Kepala DPU kabupaten Bantul Heru Suhadi mengakui pengawasan terhadap prektek pertambangan ilegal, memang masih lemah. Dia beralasan lemahnya pengawasan karena DPU tidak memiliki Pengawas Pegawai Negeri Sipil (PPNS) yang fokus mengawasi pertambangan.

Meski begitu dia memastikan semua praktek pertambangan di Bantul mayoritas masih ilegal dan belum ada yang memiliki IUP. Hal itu diketahuinya lantaran Kabupaten bantul belum memiliki zonasi pertambangan.

“Kami nanti cuma akan diberikan peta zonasi. Dimana saja tempat yang boleh untuk ditambang. Dan sekarang belum ada [Peta Zonasi],” ujarnya kemarin.

Sementara itu Polres Bantul, Melalui Kepala Satuan (Kasat) Reserse Kriminal (Reskrim) AKP Anggaito Hadi Wibowo, mengatakan akan membentuk Tim Khusus untuk menangani penambangan ilegal.
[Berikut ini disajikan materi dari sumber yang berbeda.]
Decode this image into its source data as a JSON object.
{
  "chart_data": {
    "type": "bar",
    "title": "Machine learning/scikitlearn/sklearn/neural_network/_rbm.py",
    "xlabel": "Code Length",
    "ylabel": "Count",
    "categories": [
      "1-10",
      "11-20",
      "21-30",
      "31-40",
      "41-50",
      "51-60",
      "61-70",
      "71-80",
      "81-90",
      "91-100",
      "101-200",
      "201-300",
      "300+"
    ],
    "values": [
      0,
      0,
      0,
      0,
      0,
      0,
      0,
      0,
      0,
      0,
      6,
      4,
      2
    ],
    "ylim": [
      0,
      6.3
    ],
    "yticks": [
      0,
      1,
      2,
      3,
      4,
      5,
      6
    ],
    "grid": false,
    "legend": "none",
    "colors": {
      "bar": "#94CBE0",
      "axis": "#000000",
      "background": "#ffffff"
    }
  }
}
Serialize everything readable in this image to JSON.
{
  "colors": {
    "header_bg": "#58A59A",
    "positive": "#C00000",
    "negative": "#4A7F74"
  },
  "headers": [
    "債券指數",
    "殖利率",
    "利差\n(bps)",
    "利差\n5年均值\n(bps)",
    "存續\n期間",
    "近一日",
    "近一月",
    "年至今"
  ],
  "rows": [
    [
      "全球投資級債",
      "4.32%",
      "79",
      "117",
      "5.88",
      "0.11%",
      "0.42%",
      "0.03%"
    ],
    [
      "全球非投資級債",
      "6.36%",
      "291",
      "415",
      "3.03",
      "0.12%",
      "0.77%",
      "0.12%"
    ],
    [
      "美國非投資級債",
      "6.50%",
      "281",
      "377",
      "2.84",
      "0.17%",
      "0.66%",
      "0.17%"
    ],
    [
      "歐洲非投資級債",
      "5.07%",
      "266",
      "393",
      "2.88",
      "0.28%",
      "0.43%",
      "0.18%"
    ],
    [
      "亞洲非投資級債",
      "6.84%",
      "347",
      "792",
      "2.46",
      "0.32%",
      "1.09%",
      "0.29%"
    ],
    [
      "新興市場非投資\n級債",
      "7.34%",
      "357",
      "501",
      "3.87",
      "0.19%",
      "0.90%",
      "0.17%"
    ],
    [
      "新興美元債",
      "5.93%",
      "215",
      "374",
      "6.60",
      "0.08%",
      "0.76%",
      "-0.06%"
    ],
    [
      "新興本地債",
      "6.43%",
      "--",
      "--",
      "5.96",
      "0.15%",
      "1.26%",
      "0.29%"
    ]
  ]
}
Dia mengatakan penindakan tegas akan dilakukan pada penambangan yang menggunakan alat berat. Untuk penambangan manual, kata dia tetap akan dilakukan penindakan namun dengan cara yang lebih persuasif.

“Kami prioritaskan penindakan pada alat berat. Jika semuanya (manual dan alat berat) dipukul rata, maka tidak akan ada proyek pemerintah yang bergantung pada pasir bisa berjalan,” ujarnya.